Mais il marche si lentement, il avance tellement à contrecœur, qu’on dirait qu’il regrette de devoir se séparer de quelqu’un, à l’intérieur.
LE CONCIERGE. —
Il est arrivé. Maintenant il attend derrière la porte, debout dans l’obscurité. Il attend que j’appuie sur ce bouton, pour qu’il puisse sortir dans la lumière. Mon dieu, est-ce bien vrai — ou est-ce que je rêve ?

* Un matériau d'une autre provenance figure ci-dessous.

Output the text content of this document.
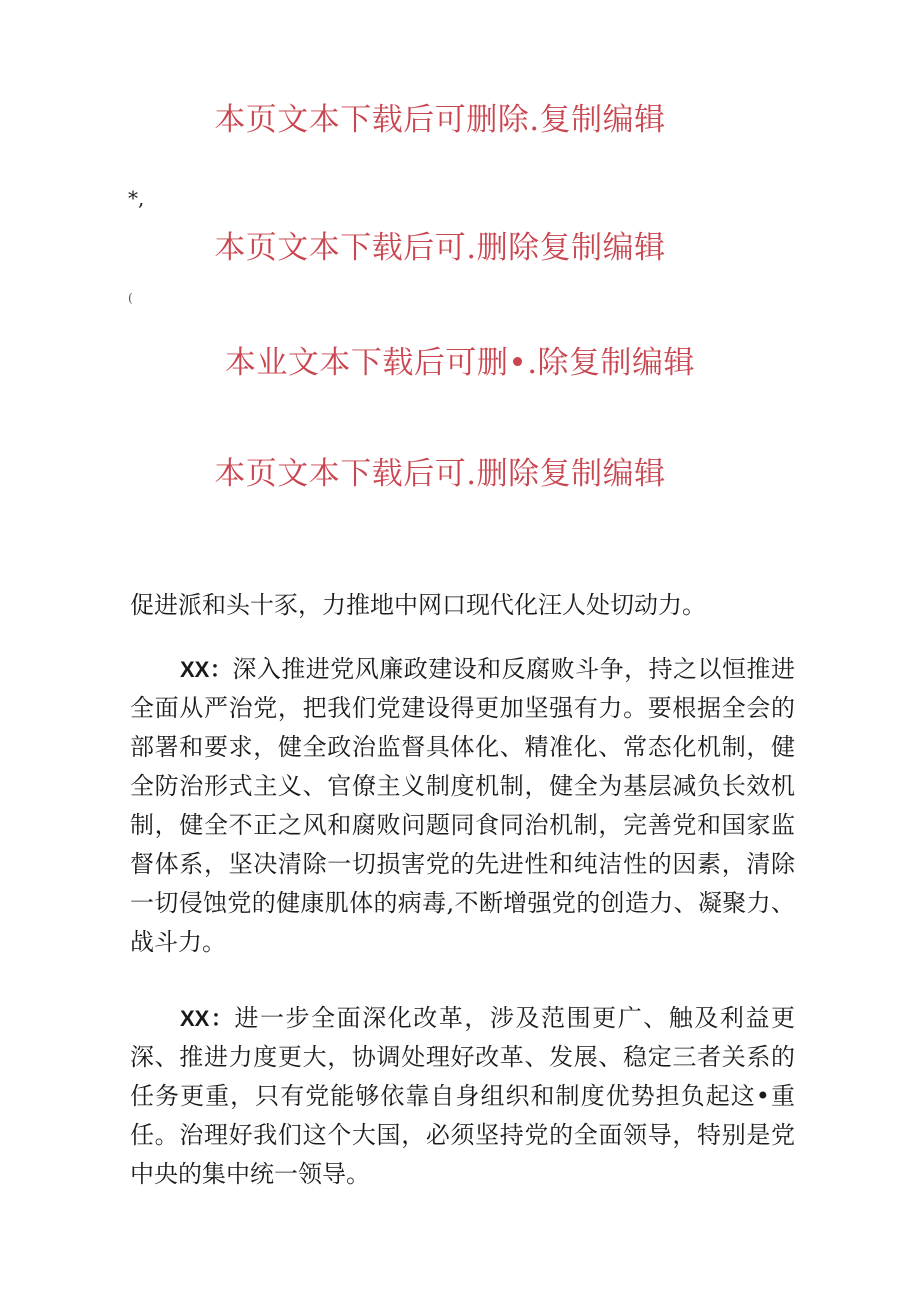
本页文本下载后可删除.复制编辑
*,
本页文本下载后可.删除复制编辑
(
本业文本下载后可删•.除复制编辑
本页文本下载后可.删除复制编辑
促进派和头十豕，力推地中网口现代化汪人处切动力。
XX：深入推进党风廉政建设和反腐败斗争，持之以恒推进全面从严治党，把我们党建设得更加坚强有力。要根据全会的部署和要求，健全政治监督具体化、精准化、常态化机制，健全防治形式主义、官僚主义制度机制，健全为基层减负长效机制，健全不正之风和腐败问题同食同治机制，完善党和国家监督体系，坚决清除一切损害党的先进性和纯洁性的因素，清除一切侵蚀党的健康肌体的病毒,不断增强党的创造力、凝聚力、战斗力。
XX：进一步全面深化改革，涉及范围更广、触及利益更深、推进力度更大，协调处理好改革、发展、稳定三者关系的任务更重，只有党能够依靠自身组织和制度优势担负起这•重任。治理好我们这个大国，必须坚持党的全面领导，特别是党中央的集中统一领导。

(On frappe à la porte d’entrée. Les journalistes vont se poster en bas du petit escalier. La porte d’entrée et la porte intérieure s’ouvrent en même temps et aussi lentement l’une que l’autre. Lentement, le condamné à mort pénètre sur le palier et s’immobilise sur celui-ci. Eva pénètre dans le hall et s’arrête. Silence, pendant lequel tout le monde observe attentivement le condamné à mort.)
EVA. —
Ah, vous voilà. Je vous reconnais parfaitement. Vous n’avez pas changé. Ça ne peut être que vous ! (Elle va rejoindre les autres.) Quel effet cela vous fait-il ? N’êtes-vous pas heureux ? N’êtes-vous pas content ? Ah, comme cela doit être merveilleux pour vous de vous sentir libre, tout à coup, de ne plus être exposé à cette horreur qui a dû vous tourmenter pendant des mois. Le pays tout entier partage votre joie, ce soir. On parle de vous partout. On ne peut pas faire un pas sans entendre prononcer votre nom. Vous verrez cela vous-même dans un instant, quand vous sortirez. Dans les cafés, on n’entend que votre nom, dans les rues les gens se le jettent au passage. Les chauffeurs de taxi se penchent en arrière vers leurs passagers et commentent le miracle qui vient de vous arriver. Dans les restaurants, les filles les plus joyeuses murmurent votre nom en riant et souhaitent vous avoir auprès d’elles afin de vous montrer tout ce qu’elles ressentent pour vous ce soir. Est-ce que je peux vous prendre en photo ? Comme ça. (Eclairs de flash.) Parlez-nous un peu de votre bonheur.
LE CONDAMNÉ A MORT. —
Pardon, qu’est-ce que vous voulez dire au juste ?
EVA. —
Qu’est-ce que je veux dire ? Mais voyons, je veux dire ce que je dis. Il faut comprendre que les gens qui lisent nos journaux veulent savoir l’effet que cela fait d’avoir connu tout ce que vous avez connu. Est-ce que je peux écrire que vous êtes très content ce soir ?
SECOND JOURNALISTE. —
Ça doit bien être merveilleux d’être libre.
LE CONDAMNÉ A MORT. —
Ah, excusez-moi. Oui, bien sûr, j’ai compris ce que vous vouliez dire.